Хорошо ли ему? Юрий знал только одно, что он любит эту женщину, если, любовь – это когда глазам больно смотреть в глаза...

– Что-то случилось со мной, – сказал он больше самому себе, чем ей.

Но она откликнулась:

– Ну, что случилось? Мужчина ты, вот и все, что случилось. С нами тоже так бывает, ноги гнутся и спинка переламывается. Все прошло, да? И кто это придумал – над природой издеваться!

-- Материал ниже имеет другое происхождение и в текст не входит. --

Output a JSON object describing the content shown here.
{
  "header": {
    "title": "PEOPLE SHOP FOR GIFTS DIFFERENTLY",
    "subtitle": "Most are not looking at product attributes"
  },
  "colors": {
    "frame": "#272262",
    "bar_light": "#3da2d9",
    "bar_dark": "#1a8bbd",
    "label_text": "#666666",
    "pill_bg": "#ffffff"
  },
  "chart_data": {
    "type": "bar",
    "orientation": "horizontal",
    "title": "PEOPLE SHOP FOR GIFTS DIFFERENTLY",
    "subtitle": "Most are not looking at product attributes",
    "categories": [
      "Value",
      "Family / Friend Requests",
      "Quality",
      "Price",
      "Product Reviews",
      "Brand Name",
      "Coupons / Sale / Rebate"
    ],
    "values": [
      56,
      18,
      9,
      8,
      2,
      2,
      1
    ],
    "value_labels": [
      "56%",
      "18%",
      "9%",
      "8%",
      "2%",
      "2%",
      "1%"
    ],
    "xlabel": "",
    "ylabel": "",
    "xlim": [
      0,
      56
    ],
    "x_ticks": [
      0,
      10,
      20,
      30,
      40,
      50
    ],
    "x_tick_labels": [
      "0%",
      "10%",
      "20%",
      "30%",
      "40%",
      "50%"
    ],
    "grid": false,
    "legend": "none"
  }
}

Она говорила что-то не то, как будто не она вовсе говорила это, потому

/41/

что она, лежавшая на его руке, была лучше своих слов. Он снова смотрел на нее, и она не менялась, она была и оставалась той самой женщиной, что нужна ему. Но он вспомнил о муже.

– Не любишь мужа?

– Почему? Он хороший мужик.

Все перепуталось.

– Идти мне надо. В диванном приемка.

Она высвободилась, рукой закрыла ему глаза, зашуршала юбкой. Потом он почувствовал ее губы, но на щеке. Сразу глаз не открыл, а когда открыл, она уже почти скрылась за шкафами.

– Постой! – крикнул он отчаянно.

Она мгновенно вернулась.

– Ну, что ты?

– Подожди... Это все?

Глупо прозвучало. Но она как-то виновато улыбнулась, присела рядом, наклонилась.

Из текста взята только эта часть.